Начитавшись повестей Андрея Платонова, прочитал я среди прочего, мне прежде недоступного, и «Красную новь» тридцать седьмого года со статьей Абрама Гурвича. Критик, мне казалось, проницательно прочёл писателя, раскрыв, что же сказывается в платоновской прозе, но, раскрыв, разнес, донес, оклеветал. С возрождением Платонова прижизненную критику по его адресу назвали травлей и взялись писать о Платонове восторженно, однако писали (и пишут) не о том, о чем у Платонова написано. В недавно изданных беседах Ивана Толстого с Борисом Парамоновым я наконец прочитал: в нападках на Платонова был смысл, были и не имеющие отношения к смыслу оргвыводы[25]. Разоблачители-доносчики называли вещи своими именами, но их верные выводы, обреченные на минус-бессмертие, являлись политическими поклепами.
«Все эти люди Платонова мертвы.

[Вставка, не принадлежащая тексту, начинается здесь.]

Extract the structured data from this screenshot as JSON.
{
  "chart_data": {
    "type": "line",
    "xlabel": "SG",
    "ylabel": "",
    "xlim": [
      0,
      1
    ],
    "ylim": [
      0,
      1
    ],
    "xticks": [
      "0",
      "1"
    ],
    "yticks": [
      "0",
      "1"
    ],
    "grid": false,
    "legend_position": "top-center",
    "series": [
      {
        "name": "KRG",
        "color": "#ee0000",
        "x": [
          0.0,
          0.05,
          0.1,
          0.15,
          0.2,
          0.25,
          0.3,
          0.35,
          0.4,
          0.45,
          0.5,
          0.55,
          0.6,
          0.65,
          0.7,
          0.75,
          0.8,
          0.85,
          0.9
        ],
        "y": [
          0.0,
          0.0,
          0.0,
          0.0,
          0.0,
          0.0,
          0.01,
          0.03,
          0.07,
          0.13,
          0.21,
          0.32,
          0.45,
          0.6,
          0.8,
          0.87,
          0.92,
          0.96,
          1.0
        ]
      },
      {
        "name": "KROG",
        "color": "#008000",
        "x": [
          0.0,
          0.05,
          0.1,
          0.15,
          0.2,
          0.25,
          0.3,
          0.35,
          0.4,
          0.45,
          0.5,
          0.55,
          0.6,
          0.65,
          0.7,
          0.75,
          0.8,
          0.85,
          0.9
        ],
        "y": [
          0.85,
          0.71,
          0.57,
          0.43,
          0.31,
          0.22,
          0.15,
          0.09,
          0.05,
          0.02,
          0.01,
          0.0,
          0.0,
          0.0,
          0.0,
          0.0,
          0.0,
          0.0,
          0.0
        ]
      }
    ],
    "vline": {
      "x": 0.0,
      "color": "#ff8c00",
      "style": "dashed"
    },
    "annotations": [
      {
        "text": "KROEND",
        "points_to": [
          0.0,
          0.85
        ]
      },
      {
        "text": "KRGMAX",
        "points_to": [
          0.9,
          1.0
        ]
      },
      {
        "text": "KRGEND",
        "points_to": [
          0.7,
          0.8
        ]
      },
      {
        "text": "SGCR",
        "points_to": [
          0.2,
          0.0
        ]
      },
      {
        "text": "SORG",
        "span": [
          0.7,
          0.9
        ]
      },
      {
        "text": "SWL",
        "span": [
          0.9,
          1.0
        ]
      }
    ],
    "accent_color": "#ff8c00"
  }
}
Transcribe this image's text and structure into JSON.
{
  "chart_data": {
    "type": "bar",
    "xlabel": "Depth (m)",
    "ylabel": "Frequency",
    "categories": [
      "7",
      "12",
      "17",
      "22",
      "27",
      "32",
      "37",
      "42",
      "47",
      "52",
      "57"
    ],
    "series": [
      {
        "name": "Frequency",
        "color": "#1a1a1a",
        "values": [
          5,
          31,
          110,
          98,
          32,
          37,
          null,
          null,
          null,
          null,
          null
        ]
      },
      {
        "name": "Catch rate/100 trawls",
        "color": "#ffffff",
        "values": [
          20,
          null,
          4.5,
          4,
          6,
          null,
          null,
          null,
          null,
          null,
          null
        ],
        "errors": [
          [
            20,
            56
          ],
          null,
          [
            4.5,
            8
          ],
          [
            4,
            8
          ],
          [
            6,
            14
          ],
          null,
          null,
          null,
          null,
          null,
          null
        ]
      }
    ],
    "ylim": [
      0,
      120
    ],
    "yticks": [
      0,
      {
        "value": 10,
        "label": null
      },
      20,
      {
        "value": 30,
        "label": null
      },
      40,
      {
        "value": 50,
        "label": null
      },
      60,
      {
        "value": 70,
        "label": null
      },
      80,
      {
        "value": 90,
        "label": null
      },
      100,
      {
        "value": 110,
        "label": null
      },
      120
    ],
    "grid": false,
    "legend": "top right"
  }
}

Исчезающие эфемеры света и жизни в глазах, наполненных печалью мертвых, и рассыпавшиеся в прах кости – так описана Платоновым жизнь человека».
Из статьи А. Гурвича («Красная новь»,1937, № 10).
Конечно, буква должна убивать, критика обязана быть беспощадной, проникающей в суть сказавшегося у писателя. Писатели того не любят, и всякая сказанная о них правда, даже апологетическая, вызывает их неприязнь. Тургенев недоволен был лево-радикальной критикой, раскрывшей смысл его романов, он де не хотел сказать того, что говорили о его творениях Добролюбов, Антонович или Писарев, но что делать, хотел не хотел, а оно сказалось. Толстой был уязвлен критикой «Войны и мира», но ничего проницательнее статьи Шелгунова «Философия застоя» о романе не было сказано. Критики довыразили истину бессмертных произведений, между тем критика, обслуживающая или же толкующая на всевозможные лады невоплощенные и неудачные замыслы писателей – гелертерство, переливание из пустого в порожнее.
Отрицательная критика острее положительной – по этому пункту я соглашался с Чудаковым. Апологетика Платонова, что начала появляться у нас с шестидесятых годов, – похвалы, адресованные какому-то другому писателю, не тому, что некогда был проницательно проработан Гурвичем. Разносная статья явилась политическим доносом на писателя по меньшей мере несоветского. В то время, по обстоятельствам, если писать как следует, называя вещи своими именами, можно было написать только донос. Такова ситуация, похвала – ложь, поношение – правда. Критика наших времен не стала, как со времен Белинского была, судом над литературой. Ожесточение цензуры? Если ожесточение, кто же ожесточал? Вот это – главное, если понять советское время. Пока нельзя понять, и времена Белинского с этой стороны не изучены. Изучено, как запрещали Белинского или Чернышевского, не изучено, как разрешали, как публицистика по поводу литературы, совершенно очевидно подрывная, попадала в печать. Там – что, сидели дремлющие совы или либеральные агенты? Лифшиц говорит – по недомыслию. Остается признать слепоту суждения, о которой говорил Маркс, неизбежная ограниченность в силу закона «Не расти ушам выше лба». У последующих поколений, не подозревающих, что их постигнет та же участь, это получит презрительное наименование иллюзий и заблуждений. Но те же недогадливые надсмотрщики печати умнели и становились прозорливее, если судить по их мнениям, сохранившимся в дневниках, когда они уходили со службы. Либеральные агенты тоже были, но кто их посадил на должности охраняющих политическую обстановку в стране? Великие русские писатели оказались в положении консерватора Гегеля, который своей диалектикой вдохновлял революцию.